Let $f\colon\mathcal{E}_1\to\mathcal{E}_2$ be an epimorphism of locally free sheaves on a Noetherian scheme $X$. Then also $\ker(f)$ is a locally free sheaf.
Proof. For all $x\in X$ one has a short exact sequence $0\to\ker(f)_x\to\mathcal{E}_{1,x}\to\mathcal{E}_{2,x}\to0$ of $\mathcal{O}_{X,x}$-modules, where $\mathcal{E}_{1,x}$ and $\mathcal{E}_{2,x}$ are free. In particular $\mathcal{E}_{2,x}$ is a projective $\mathcal{O}_{X,x}$-module, thus this exact sequence splits id est $\ker(f)_x$ is a direct summand of a free $\mathcal{O}_{X,x}$-module and thus it is projective. On the other hand, the projective modules over local rings are free and hence $\ker(f)_x$ is a free $\mathcal{O}_{X,x}$-module. By [H, Proposition II.5.7 and Exercise II.5.7.(b)] one has the claim. Q.E.D. $\Box$
Question: if $\mathcal{E}_1$ is coherent and $\mathcal{E}_2$ is locally free, then is $\ker(f)$ locally free?

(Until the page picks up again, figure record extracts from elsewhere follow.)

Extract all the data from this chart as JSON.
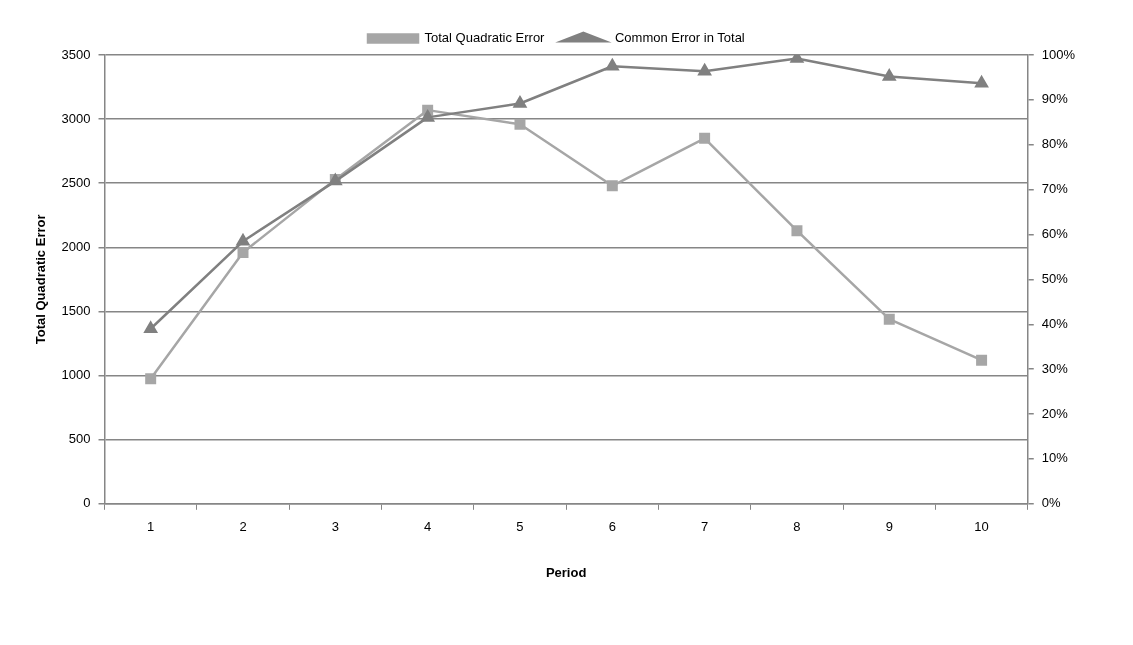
{
  "chart_data": {
    "type": "line",
    "xlabel": "Period",
    "ylabel": "Total Quadratic Error",
    "categories": [
      "1",
      "2",
      "3",
      "4",
      "5",
      "6",
      "7",
      "8",
      "9",
      "10"
    ],
    "series": [
      {
        "name": "Total Quadratic Error",
        "color": "#a6a6a6",
        "marker": "square",
        "values": [
          975,
          1960,
          2530,
          3070,
          2960,
          2480,
          2850,
          2130,
          1440,
          1120
        ]
      },
      {
        "name": "Common Error in Total",
        "color": "#808080",
        "marker": "triangle",
        "axis": "y2",
        "values": [
          39.0,
          58.5,
          71.9,
          86.1,
          89.2,
          97.5,
          96.4,
          99.2,
          95.2,
          93.7
        ]
      }
    ],
    "ylim": [
      0,
      3500
    ],
    "yticks": [
      0,
      500,
      1000,
      1500,
      2000,
      2500,
      3000,
      3500
    ],
    "y2lim": [
      0,
      100
    ],
    "y2ticks": [
      {
        "value": 0,
        "label": "0%"
      },
      {
        "value": 10,
        "label": "10%"
      },
      {
        "value": 20,
        "label": "20%"
      },
      {
        "value": 30,
        "label": "30%"
      },
      {
        "value": 40,
        "label": "40%"
      },
      {
        "value": 50,
        "label": "50%"
      },
      {
        "value": 60,
        "label": "60%"
      },
      {
        "value": 70,
        "label": "70%"
      },
      {
        "value": 80,
        "label": "80%"
      },
      {
        "value": 90,
        "label": "90%"
      },
      {
        "value": 100,
        "label": "100%"
      }
    ],
    "grid": "y",
    "legend": "top",
    "line_style": "solid"
  }
}
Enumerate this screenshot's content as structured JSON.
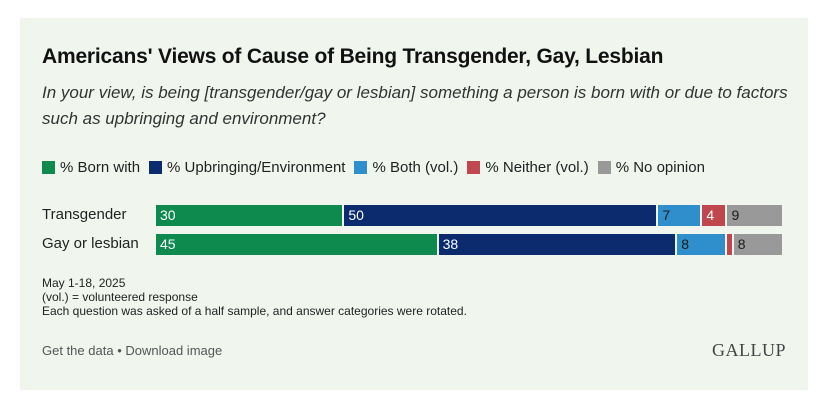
{
  "card": {
    "title": "Americans' Views of Cause of Being Transgender, Gay, Lesbian",
    "subtitle": "In your view, is being [transgender/gay or lesbian] something a person is born with or due to factors such as upbringing and environment?",
    "notes": [
      "May 1-18, 2025",
      "(vol.) = volunteered response",
      "Each question was asked of a half sample, and answer categories were rotated."
    ],
    "footer": {
      "get_data": "Get the data",
      "separator": "•",
      "download": "Download image"
    },
    "logo": "GALLUP"
  },
  "chart_data": {
    "type": "bar",
    "orientation": "horizontal",
    "stacked": true,
    "title": "Americans' Views of Cause of Being Transgender, Gay, Lesbian",
    "categories": [
      "Transgender",
      "Gay or lesbian"
    ],
    "legend_position": "top-left",
    "series": [
      {
        "name": "% Born with",
        "color": "#0e8a4e",
        "text_color": "#ffffff",
        "values": [
          30,
          45
        ],
        "labels": [
          "30",
          "45"
        ]
      },
      {
        "name": "% Upbringing/Environment",
        "color": "#0c2a6e",
        "text_color": "#ffffff",
        "values": [
          50,
          38
        ],
        "labels": [
          "50",
          "38"
        ]
      },
      {
        "name": "% Both (vol.)",
        "color": "#2f8fcc",
        "text_color": "#1a1a1a",
        "values": [
          7,
          8
        ],
        "labels": [
          "7",
          "8"
        ]
      },
      {
        "name": "% Neither (vol.)",
        "color": "#c1474f",
        "text_color": "#ffffff",
        "values": [
          4,
          1
        ],
        "labels": [
          "4",
          ""
        ]
      },
      {
        "name": "% No opinion",
        "color": "#999999",
        "text_color": "#1a1a1a",
        "values": [
          9,
          8
        ],
        "labels": [
          "9",
          "8"
        ]
      }
    ],
    "xlim": [
      0,
      100
    ]
  }
}
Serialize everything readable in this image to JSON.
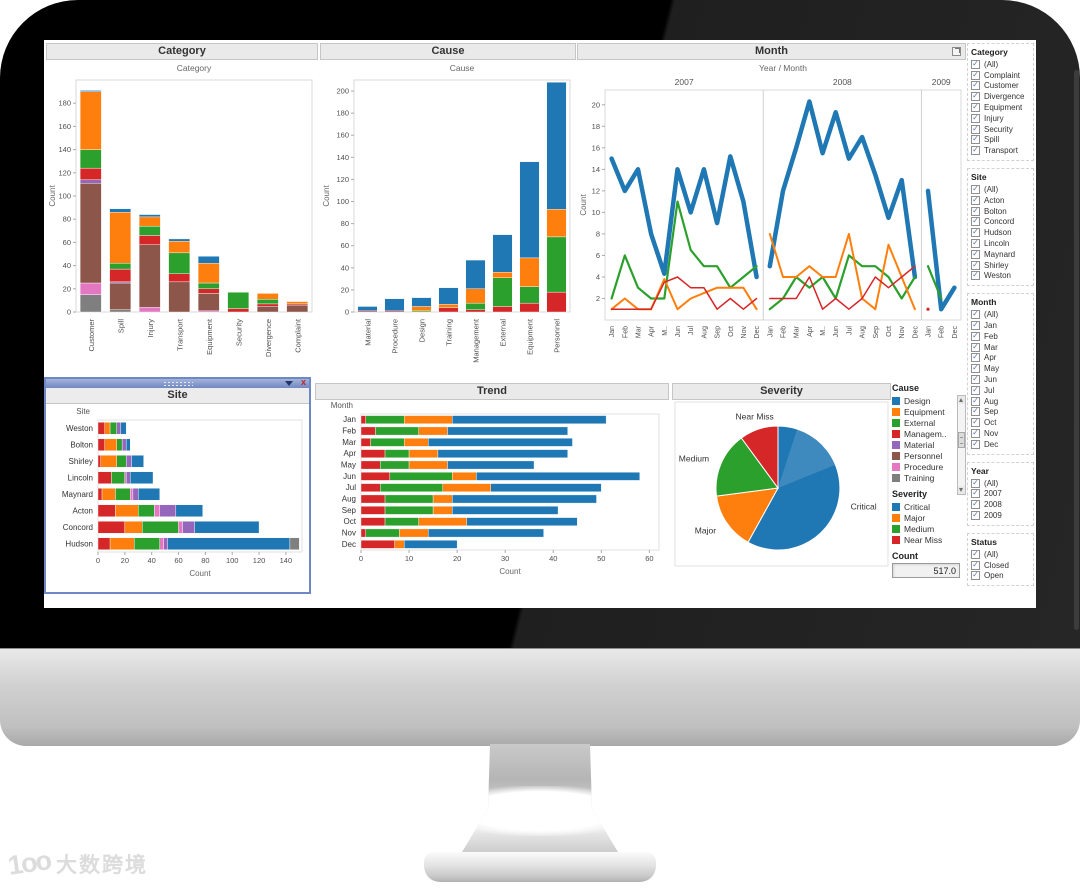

My doubt: following the previous proof, under the new assumptions, I prove that $\mathcal{E}_1$ has to be locally free. Am I wrong?
[H] R. C. Hartshorne (1977) Algebraic Geometry, Springer-Verlag.
Your argument only shows that $\mathrm{ker}(f)_x$ is a direct summand of $\mathcal{E}_{1,x}$, so if $\mathcal{E}_1$ is not locally free, then $\mathrm{ker}(f)_x$ does not have to be projective.
And to get a simple example just assume that $\mathcal{E}_2 = 0$.